Since it’s been sitting for a while, we decided to see if we could make a good case to be flexible on our criteria this time.
We had one applicant who made enough money but hadn’t been on the job for an entire year. This was the reason we hadn’t pursued them before. But now that tax season was upon us, the applicant was willing to use some of their tax return money to pay us and enter our rent-to-own program.
With that in mind, we set up an in-home interview and went to go meet them.
The in-home went great. The house was kept nicely, and the family interacted with one another very well. During the interview they asked me lots of questions about how rent-to-own worked. I explained that they were going to use their tax return money to purchase the right to buy the house from us sometime in the future. I told them that type of money is called option consideration.
We would also agree on a sales price and a length of time for when they should complete the sale. I let them know this arrangement is called an option.
At the time of the sale, which is called “exercising the option,” they would either need to have improved their credit so they could apply for and get a mortgage, or we could offer them owner financing if things went well.
They seemed excited and ready for the next step.

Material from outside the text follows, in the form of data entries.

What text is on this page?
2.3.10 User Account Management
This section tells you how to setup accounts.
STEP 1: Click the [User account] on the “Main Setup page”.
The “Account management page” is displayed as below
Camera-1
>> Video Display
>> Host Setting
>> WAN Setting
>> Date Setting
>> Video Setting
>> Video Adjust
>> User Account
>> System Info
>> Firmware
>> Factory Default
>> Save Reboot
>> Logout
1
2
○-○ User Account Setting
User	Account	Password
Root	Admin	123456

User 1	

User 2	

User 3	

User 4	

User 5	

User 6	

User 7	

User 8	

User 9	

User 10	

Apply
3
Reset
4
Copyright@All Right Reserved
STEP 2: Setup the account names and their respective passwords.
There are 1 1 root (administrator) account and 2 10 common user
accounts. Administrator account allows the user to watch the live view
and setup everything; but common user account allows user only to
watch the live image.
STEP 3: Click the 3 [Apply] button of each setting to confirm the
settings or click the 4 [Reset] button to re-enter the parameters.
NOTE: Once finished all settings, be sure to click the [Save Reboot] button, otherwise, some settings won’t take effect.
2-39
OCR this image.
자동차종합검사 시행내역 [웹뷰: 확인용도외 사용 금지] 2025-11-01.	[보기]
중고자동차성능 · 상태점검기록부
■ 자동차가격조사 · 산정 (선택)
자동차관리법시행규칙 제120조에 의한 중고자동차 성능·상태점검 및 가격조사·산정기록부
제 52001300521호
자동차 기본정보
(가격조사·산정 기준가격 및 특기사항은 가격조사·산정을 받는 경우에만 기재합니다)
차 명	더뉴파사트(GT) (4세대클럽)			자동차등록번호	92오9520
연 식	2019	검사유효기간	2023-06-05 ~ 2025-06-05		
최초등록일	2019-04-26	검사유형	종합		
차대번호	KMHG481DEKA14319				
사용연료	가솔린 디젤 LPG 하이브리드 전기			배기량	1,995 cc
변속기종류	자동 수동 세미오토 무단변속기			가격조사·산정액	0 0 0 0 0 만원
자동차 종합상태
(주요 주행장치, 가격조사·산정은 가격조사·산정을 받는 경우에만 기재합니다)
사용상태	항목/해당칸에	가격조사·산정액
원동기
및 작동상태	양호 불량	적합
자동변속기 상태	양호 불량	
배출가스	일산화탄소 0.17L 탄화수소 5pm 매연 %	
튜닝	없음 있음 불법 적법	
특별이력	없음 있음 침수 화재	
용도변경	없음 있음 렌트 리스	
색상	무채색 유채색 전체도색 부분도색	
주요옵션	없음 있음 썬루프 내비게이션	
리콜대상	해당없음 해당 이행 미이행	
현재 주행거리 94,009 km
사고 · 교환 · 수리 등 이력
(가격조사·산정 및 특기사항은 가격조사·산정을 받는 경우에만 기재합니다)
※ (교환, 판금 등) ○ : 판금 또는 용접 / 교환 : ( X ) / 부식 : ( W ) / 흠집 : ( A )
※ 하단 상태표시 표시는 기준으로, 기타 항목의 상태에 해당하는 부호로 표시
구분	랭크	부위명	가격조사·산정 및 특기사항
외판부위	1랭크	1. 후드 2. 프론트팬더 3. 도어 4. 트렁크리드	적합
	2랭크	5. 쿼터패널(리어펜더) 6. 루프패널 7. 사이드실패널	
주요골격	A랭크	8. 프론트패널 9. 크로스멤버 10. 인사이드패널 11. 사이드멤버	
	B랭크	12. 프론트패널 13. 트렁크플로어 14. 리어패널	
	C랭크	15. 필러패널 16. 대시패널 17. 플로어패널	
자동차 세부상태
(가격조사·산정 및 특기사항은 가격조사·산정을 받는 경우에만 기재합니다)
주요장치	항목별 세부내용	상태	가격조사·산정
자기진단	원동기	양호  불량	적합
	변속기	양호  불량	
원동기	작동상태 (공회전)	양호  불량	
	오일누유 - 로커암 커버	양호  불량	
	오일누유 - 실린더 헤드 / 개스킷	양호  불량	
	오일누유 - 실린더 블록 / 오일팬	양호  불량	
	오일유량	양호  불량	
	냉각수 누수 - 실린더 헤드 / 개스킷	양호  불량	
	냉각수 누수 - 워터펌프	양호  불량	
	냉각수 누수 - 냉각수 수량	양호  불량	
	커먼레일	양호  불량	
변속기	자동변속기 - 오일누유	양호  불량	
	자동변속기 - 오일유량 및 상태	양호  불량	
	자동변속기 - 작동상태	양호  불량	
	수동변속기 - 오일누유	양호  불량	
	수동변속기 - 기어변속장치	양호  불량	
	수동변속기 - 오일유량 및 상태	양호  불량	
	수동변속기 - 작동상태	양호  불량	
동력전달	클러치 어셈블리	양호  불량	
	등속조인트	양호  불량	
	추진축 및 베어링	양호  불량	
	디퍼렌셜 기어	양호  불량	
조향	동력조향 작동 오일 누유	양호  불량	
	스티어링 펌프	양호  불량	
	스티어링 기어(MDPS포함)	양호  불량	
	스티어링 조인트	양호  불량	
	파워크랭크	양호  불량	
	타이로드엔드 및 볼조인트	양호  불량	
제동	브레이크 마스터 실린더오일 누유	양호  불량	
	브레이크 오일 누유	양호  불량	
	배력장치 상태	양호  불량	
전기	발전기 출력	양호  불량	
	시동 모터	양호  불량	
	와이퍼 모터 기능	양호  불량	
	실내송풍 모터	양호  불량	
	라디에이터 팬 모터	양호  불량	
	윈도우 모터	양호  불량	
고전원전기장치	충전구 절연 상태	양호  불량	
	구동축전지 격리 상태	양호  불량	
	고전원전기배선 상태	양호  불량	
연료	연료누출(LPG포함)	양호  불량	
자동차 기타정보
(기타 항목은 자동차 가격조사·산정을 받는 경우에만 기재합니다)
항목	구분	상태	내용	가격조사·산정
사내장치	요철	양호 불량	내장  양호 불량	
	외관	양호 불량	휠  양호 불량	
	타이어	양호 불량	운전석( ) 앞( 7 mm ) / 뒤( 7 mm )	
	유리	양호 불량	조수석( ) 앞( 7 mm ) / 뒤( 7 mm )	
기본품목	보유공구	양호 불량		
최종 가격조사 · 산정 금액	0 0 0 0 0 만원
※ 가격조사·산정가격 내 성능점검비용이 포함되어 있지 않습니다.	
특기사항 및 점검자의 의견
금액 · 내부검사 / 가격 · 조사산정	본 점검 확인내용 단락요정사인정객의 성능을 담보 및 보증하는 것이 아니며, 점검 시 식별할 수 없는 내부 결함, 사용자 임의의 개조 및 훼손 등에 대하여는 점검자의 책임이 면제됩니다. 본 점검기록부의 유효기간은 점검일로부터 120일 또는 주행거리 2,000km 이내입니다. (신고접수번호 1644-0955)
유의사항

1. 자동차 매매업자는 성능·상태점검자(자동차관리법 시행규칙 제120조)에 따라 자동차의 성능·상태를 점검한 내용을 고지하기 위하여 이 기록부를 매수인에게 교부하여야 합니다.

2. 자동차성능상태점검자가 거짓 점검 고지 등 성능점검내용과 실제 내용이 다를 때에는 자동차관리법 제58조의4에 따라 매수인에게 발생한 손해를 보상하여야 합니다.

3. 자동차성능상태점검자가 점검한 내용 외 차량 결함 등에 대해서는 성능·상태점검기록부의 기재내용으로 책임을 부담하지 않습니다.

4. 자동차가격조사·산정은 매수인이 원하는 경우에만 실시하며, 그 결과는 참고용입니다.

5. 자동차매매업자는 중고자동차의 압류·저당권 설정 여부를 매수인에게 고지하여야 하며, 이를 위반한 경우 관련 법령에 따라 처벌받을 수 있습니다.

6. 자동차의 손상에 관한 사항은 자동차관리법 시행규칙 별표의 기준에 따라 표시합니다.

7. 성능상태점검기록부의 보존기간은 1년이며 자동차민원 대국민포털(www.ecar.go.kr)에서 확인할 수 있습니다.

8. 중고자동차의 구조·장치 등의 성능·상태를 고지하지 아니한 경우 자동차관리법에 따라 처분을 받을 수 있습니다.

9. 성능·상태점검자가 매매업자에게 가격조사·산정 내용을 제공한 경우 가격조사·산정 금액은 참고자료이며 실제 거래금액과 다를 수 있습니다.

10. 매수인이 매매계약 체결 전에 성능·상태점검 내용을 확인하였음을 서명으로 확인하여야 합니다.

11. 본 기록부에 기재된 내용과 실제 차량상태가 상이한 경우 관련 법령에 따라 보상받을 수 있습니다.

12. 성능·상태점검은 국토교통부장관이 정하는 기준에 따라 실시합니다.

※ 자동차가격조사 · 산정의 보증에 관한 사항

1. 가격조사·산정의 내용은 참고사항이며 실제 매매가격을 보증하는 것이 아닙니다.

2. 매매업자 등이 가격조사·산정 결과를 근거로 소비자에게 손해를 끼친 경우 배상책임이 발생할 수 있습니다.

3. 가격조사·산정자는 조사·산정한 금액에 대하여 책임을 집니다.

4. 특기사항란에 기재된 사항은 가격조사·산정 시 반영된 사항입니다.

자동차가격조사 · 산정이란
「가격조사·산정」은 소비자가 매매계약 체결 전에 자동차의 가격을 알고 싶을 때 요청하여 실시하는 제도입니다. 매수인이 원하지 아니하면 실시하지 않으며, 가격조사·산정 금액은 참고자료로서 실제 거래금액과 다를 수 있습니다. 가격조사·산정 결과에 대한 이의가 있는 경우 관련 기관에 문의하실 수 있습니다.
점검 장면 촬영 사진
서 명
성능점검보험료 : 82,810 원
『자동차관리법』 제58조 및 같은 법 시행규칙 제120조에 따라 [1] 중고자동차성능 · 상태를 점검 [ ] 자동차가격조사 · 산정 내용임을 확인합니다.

To make a long story short, their tax money was not going to be arriving as soon as they thought, which meant they didn’t have the funds they needed for their option consideration. They wanted to know if they could just rent. This was not going to be possible since they didn’t meet our minimum criteria for a tenant.
A couple of weeks passed and we still hadn’t filled the place. So, I reached back out to the applicant to see how things were going. They were even more discouraged than before. They had been to someone to talk about the possibility of getting a loan and had gotten unfavorable news.
I reminded them that we had the possibility to convert this deal into owner financing. While we talked about this option, I heard two unspoken things. The first was excitement about the possibility of owning their own home. The second was some sort of hesitance.
I want you to remember something. A confused mind says no. And the way that you combat that situation is to find what a person is confused about and then educate them.
In this case, our applicant had been given some bad information from people they trusted. The first piece had to do with the value of the home. They saw on the tax card how much we had paid for the property. They assumed that the current value should be about that much. It was not. We bought it for less than half of the after-repair value because of the rehab that it needed.
Next, they got discouraged from doing a rent-to-own program. They told me that two different lenders had advised not to do it, citing that they would probably lose their option consideration if they did. That was a new one on me. I even asked one of the brokers we recommend, Joy Douglas with Certainty Home Loans, if she had ever heard of a lender giving that kind of advice. She said she had never heard of something like that.
I was able to overcome those two objections with some education for the applicant. I believe I could’ve pushed a little bit more and gotten the deal done to get a vacancy filled, and we would’ve received a good option consideration in the process. But I stopped. I could tell things were already tainted in their minds. And that would not make for a good long-term relationship.